The self-inflicted crisis capped a year of declining global prestige for the U.S. In spring, the media reported on the secret global wiretapping programs run by the National Security Agency (NSA). The U.S. was revealed to have eavesdropped on foreign diplomats, including those from European allies and has cast a global net to filter the communication of hundreds of million phone and Internet users around the world. In the summer months, President Barack Obama got red-faced when he bumbled on how to act in response to the Syrian government forces after they crossed his “red line” of using chemical weapons. In the end, the U.S. handed the driver's seat to Russia's Vladimir Putin, who engineered a deal to disarm Syria's chemical weapons and got to lecture the U.S. on its “dangerous” exceptionalism in a New York Times op-ed piece.

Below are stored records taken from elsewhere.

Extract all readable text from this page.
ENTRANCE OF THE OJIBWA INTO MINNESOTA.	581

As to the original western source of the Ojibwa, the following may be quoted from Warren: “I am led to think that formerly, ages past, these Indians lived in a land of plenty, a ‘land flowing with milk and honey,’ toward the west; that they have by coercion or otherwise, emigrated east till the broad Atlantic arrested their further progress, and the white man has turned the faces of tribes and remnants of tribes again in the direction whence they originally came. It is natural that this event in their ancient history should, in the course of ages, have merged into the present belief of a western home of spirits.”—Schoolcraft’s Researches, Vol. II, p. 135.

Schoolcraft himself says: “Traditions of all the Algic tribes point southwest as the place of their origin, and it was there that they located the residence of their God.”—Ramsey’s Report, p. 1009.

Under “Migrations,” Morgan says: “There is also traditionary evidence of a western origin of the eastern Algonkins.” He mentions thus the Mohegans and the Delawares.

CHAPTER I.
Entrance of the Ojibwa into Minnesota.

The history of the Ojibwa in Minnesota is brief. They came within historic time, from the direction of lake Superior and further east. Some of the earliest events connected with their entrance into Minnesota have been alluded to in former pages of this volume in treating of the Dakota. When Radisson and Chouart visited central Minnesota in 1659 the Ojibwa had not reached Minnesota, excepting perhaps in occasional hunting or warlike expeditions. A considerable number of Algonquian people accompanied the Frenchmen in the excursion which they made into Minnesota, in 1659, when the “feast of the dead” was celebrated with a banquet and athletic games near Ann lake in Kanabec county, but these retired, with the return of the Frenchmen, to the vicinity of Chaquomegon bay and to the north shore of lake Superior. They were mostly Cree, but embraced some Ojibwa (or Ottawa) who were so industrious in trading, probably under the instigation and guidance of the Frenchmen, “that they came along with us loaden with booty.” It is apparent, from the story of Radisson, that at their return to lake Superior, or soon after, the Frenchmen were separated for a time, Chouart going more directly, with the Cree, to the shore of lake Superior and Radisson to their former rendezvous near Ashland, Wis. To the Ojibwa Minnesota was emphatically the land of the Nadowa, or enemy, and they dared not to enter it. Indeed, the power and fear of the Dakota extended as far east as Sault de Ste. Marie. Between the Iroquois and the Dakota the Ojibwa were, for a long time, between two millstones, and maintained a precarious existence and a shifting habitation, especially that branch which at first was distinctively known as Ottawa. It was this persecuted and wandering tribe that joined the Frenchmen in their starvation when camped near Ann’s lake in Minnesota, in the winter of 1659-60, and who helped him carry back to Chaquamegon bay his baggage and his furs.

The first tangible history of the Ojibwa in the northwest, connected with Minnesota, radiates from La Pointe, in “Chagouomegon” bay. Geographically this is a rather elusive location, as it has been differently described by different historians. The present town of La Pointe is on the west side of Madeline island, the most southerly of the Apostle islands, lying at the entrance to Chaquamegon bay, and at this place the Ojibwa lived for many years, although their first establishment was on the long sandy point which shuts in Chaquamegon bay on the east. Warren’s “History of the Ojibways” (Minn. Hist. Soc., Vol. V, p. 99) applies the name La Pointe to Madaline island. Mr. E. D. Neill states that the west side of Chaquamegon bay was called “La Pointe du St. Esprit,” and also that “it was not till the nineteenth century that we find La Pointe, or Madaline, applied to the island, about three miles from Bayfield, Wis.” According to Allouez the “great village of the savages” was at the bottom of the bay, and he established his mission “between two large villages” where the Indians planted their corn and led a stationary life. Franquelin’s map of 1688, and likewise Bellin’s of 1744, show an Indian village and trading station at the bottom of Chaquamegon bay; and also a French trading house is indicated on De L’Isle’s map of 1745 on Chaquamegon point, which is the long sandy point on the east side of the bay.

The congressional gridlock, however, has dealt the worst blow to the nation's international image by far. The absence of U.S. influence at the Asia-Pacific Economic Cooperation (APEC) summit is a clear symbol of that damage. U.S. allies who were left with a dominating Chinese leader as Obama dropped out from the summit to address the U.S. government shutdown will no doubt question the U.S. commitment and capability to follow Obama's “pivot to Asia” strategy. What's worse, the Chinese media's call for a “de-Americanized world” gained gravitas amid the U.S. fiscal chaos.